Nel "figlio dell’uomo" così "innalzato" non dobbiamo vedere solo la persona di Gesù, ma anche quella di ogni figlio d’uomo, nella misura in cui è partecipe di una tale povertà glorificata. Non si tratta di una povertà oleografica, ma di quella reale di tutti, come ci fa intendere Gesù richiamando l’episodio del serpente di bronzo innalzato da Mosè perché guardandolo fossero sanati dal veleno dei serpenti i mormoratori nel deserto. Sono dei poveri peccatori, intossicati a motivo della loro malvagità quelli che trovano salvezza, non distanziandosi però dal loro male, ma contemplandolo nel segno del serpente.

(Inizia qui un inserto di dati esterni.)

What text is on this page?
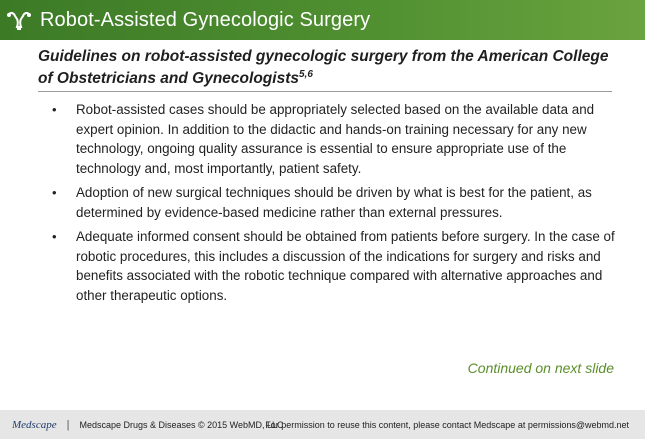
Robot-Assisted Gynecologic Surgery
Guidelines on robot-assisted gynecologic surgery from the American College of Obstetricians and Gynecologists$^{5,6}$
• Robot-assisted cases should be appropriately selected based on the available data and expert opinion. In addition to the didactic and hands-on training necessary for any new technology, ongoing quality assurance is essential to ensure appropriate use of the technology and, most importantly, patient safety.
• Adoption of new surgical techniques should be driven by what is best for the patient, as determined by evidence-based medicine rather than external pressures.
• Adequate informed consent should be obtained from patients before surgery. In the case of robotic procedures, this includes a discussion of the indications for surgery and risks and benefits associated with the robotic technique compared with alternative approaches and other therapeutic options.
Continued on next slide
Medscape | Medscape Drugs & Diseases © 2015 WebMD, LLC
For permission to reuse this content, please contact Medscape at permissions@webmd.net
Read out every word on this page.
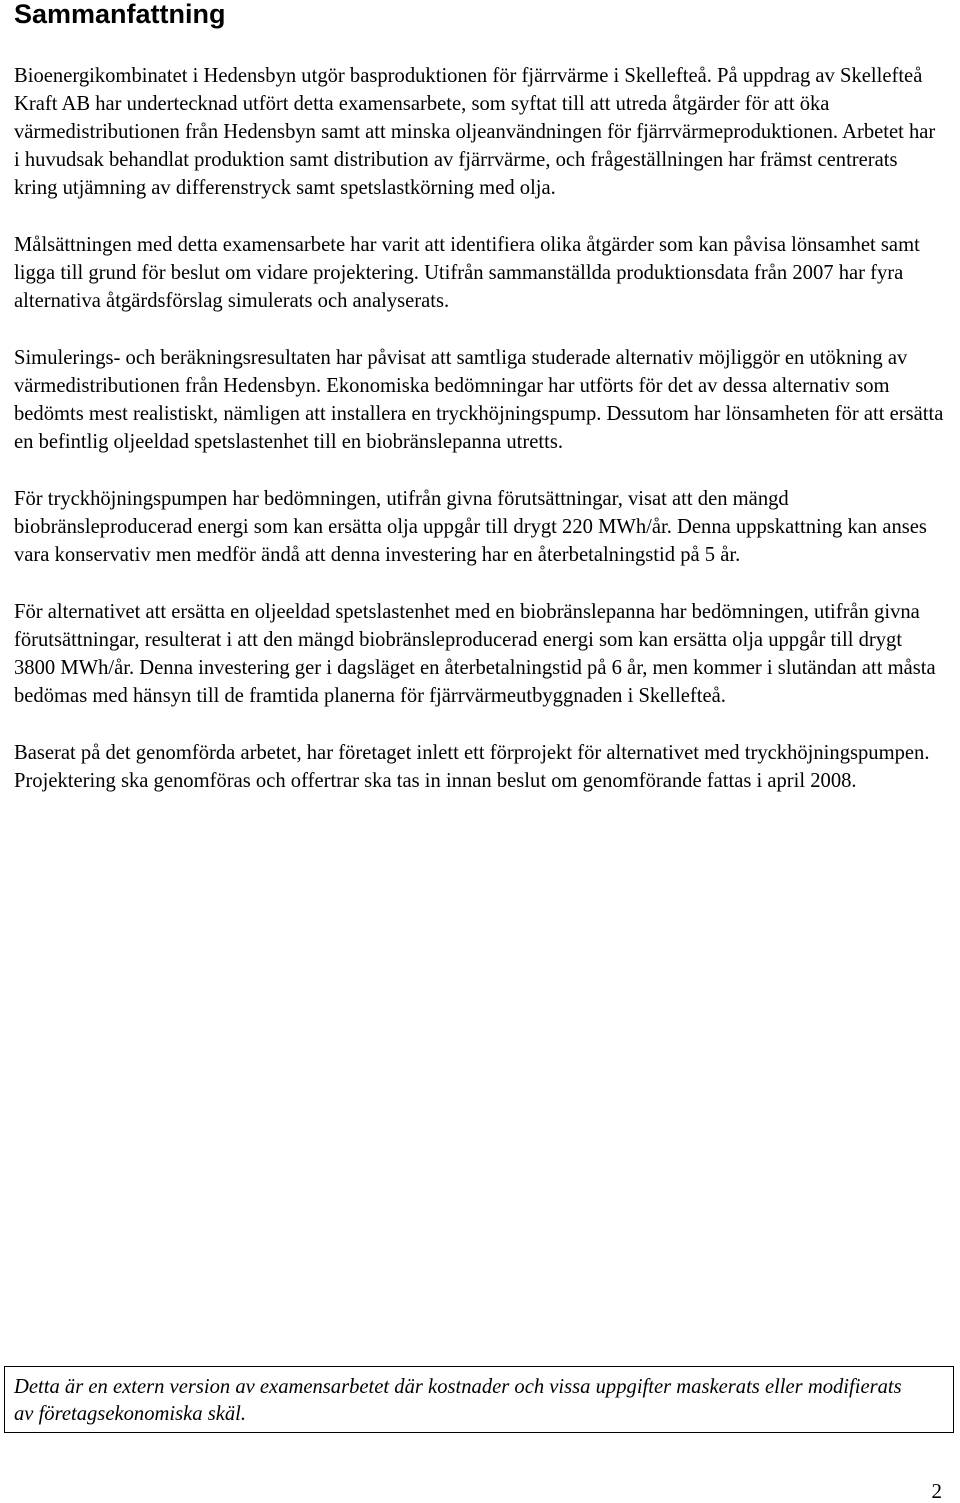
Sammanfattning

Bioenergikombinatet i Hedensbyn utgör basproduktionen för fjärrvärme i Skellefteå. På uppdrag av Skellefteå Kraft AB har undertecknad utfört detta examensarbete, som syftat till att utreda åtgärder för att öka värmedistributionen från Hedensbyn samt att minska oljeanvändningen för fjärrvärmeproduktionen. Arbetet har i huvudsak behandlat produktion samt distribution av fjärrvärme, och frågeställningen har främst centrerats kring utjämning av differenstryck samt spetslastkörning med olja.

Målsättningen med detta examensarbete har varit att identifiera olika åtgärder som kan påvisa lönsamhet samt ligga till grund för beslut om vidare projektering. Utifrån sammanställda produktionsdata från 2007 har fyra alternativa åtgärdsförslag simulerats och analyserats.

Simulerings- och beräkningsresultaten har påvisat att samtliga studerade alternativ möjliggör en utökning av värmedistributionen från Hedensbyn. Ekonomiska bedömningar har utförts för det av dessa alternativ som bedömts mest realistiskt, nämligen att installera en tryckhöjningspump. Dessutom har lönsamheten för att ersätta en befintlig oljeeldad spetslastenhet till en biobränslepanna utretts.

För tryckhöjningspumpen har bedömningen, utifrån givna förutsättningar, visat att den mängd biobränsleproducerad energi som kan ersätta olja uppgår till drygt 220 MWh/år. Denna uppskattning kan anses vara konservativ men medför ändå att denna investering har en återbetalningstid på 5 år.

För alternativet att ersätta en oljeeldad spetslastenhet med en biobränslepanna har bedömningen, utifrån givna förutsättningar, resulterat i att den mängd biobränsleproducerad energi som kan ersätta olja uppgår till drygt 3800 MWh/år. Denna investering ger i dagsläget en återbetalningstid på 6 år, men kommer i slutändan att måsta bedömas med hänsyn till de framtida planerna för fjärrvärmeutbyggnaden i Skellefteå.

Baserat på det genomförda arbetet, har företaget inlett ett förprojekt för alternativet med tryckhöjningspumpen. Projektering ska genomföras och offertrar ska tas in innan beslut om genomförande fattas i april 2008.

Detta är en extern version av examensarbetet där kostnader och vissa uppgifter maskerats eller modifierats av företagsekonomiska skäl.

2
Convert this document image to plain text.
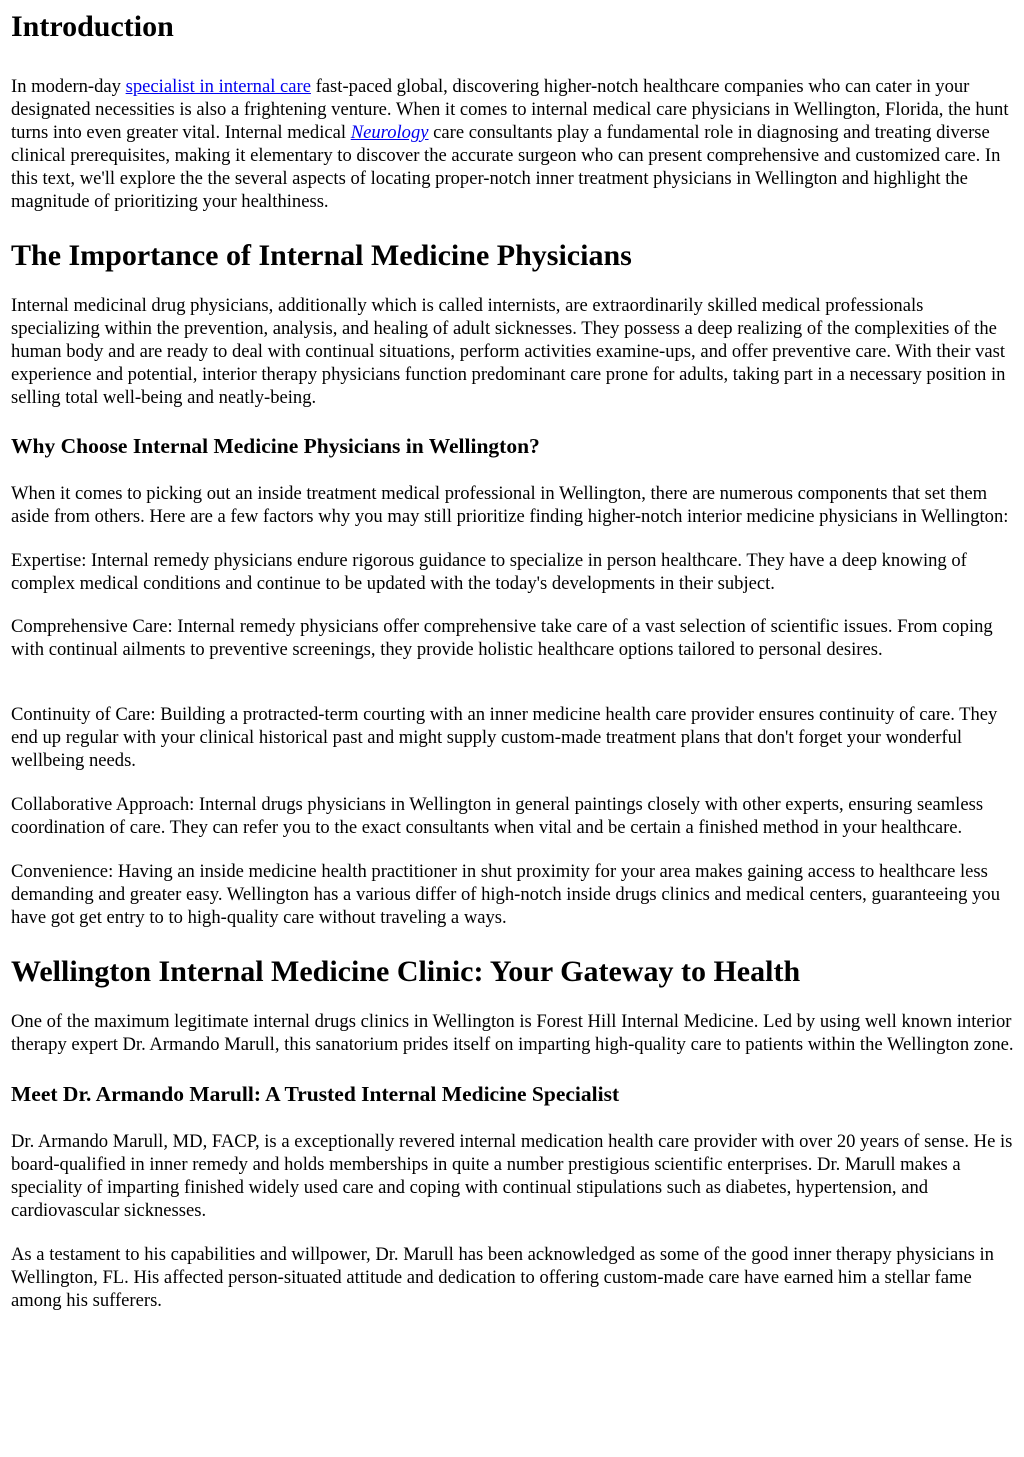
Introduction

In modern-day specialist in internal care fast-paced global, discovering higher-notch healthcare companies who can cater in your designated necessities is also a frightening venture. When it comes to internal medical care physicians in Wellington, Florida, the hunt turns into even greater vital. Internal medical Neurology care consultants play a fundamental role in diagnosing and treating diverse clinical prerequisites, making it elementary to discover the accurate surgeon who can present comprehensive and customized care. In this text, we'll explore the the several aspects of locating proper-notch inner treatment physicians in Wellington and highlight the magnitude of prioritizing your healthiness.

The Importance of Internal Medicine Physicians

Internal medicinal drug physicians, additionally which is called internists, are extraordinarily skilled medical professionals specializing within the prevention, analysis, and healing of adult sicknesses. They possess a deep realizing of the complexities of the human body and are ready to deal with continual situations, perform activities examine-ups, and offer preventive care. With their vast experience and potential, interior therapy physicians function predominant care prone for adults, taking part in a necessary position in selling total well-being and neatly-being.

Why Choose Internal Medicine Physicians in Wellington?

When it comes to picking out an inside treatment medical professional in Wellington, there are numerous components that set them aside from others. Here are a few factors why you may still prioritize finding higher-notch interior medicine physicians in Wellington:

Expertise: Internal remedy physicians endure rigorous guidance to specialize in person healthcare. They have a deep knowing of complex medical conditions and continue to be updated with the today's developments in their subject.

Comprehensive Care: Internal remedy physicians offer comprehensive take care of a vast selection of scientific issues. From coping with continual ailments to preventive screenings, they provide holistic healthcare options tailored to personal desires.

Continuity of Care: Building a protracted-term courting with an inner medicine health care provider ensures continuity of care. They end up regular with your clinical historical past and might supply custom-made treatment plans that don't forget your wonderful wellbeing needs.

Collaborative Approach: Internal drugs physicians in Wellington in general paintings closely with other experts, ensuring seamless coordination of care. They can refer you to the exact consultants when vital and be certain a finished method in your healthcare.

Convenience: Having an inside medicine health practitioner in shut proximity for your area makes gaining access to healthcare less demanding and greater easy. Wellington has a various differ of high-notch inside drugs clinics and medical centers, guaranteeing you have got get entry to to high-quality care without traveling a ways.

Wellington Internal Medicine Clinic: Your Gateway to Health

One of the maximum legitimate internal drugs clinics in Wellington is Forest Hill Internal Medicine. Led by using well known interior therapy expert Dr. Armando Marull, this sanatorium prides itself on imparting high-quality care to patients within the Wellington zone.

Meet Dr. Armando Marull: A Trusted Internal Medicine Specialist

Dr. Armando Marull, MD, FACP, is a exceptionally revered internal medication health care provider with over 20 years of sense. He is board-qualified in inner remedy and holds memberships in quite a number prestigious scientific enterprises. Dr. Marull makes a speciality of imparting finished widely used care and coping with continual stipulations such as diabetes, hypertension, and cardiovascular sicknesses.

As a testament to his capabilities and willpower, Dr. Marull has been acknowledged as some of the good inner therapy physicians in Wellington, FL. His affected person-situated attitude and dedication to offering custom-made care have earned him a stellar fame among his sufferers.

Un segno di morte accolto nella speranza diventa così fonte di vita. Sono persone nuove proprio attraverso la vicenda del loro peccato, così come Israele viene rinnovato passando attraverso la sua distruzione ed il suo esilio. La bellezza dell’avventura umana è tutta racchiusa in questa risurrezione che non è il paradosso riservato a pochi sapienti, ma la trama profonda di ogni esistenza umana, meraviglia che si manifesta soprattutto nei più piccoli e nei più poveri. "Fare la verità", come in modo bello dice il vangelo, non è adeguare la nostra mente alla realtà, ma trasformarla: è nello stesso tempo tessere questa trama luminosa ed entrare nel suo ordito, permettendo alla verità dell’uomo, che è la sua "esaltazione", di vincere sulle pretese di una realtà senza speranza.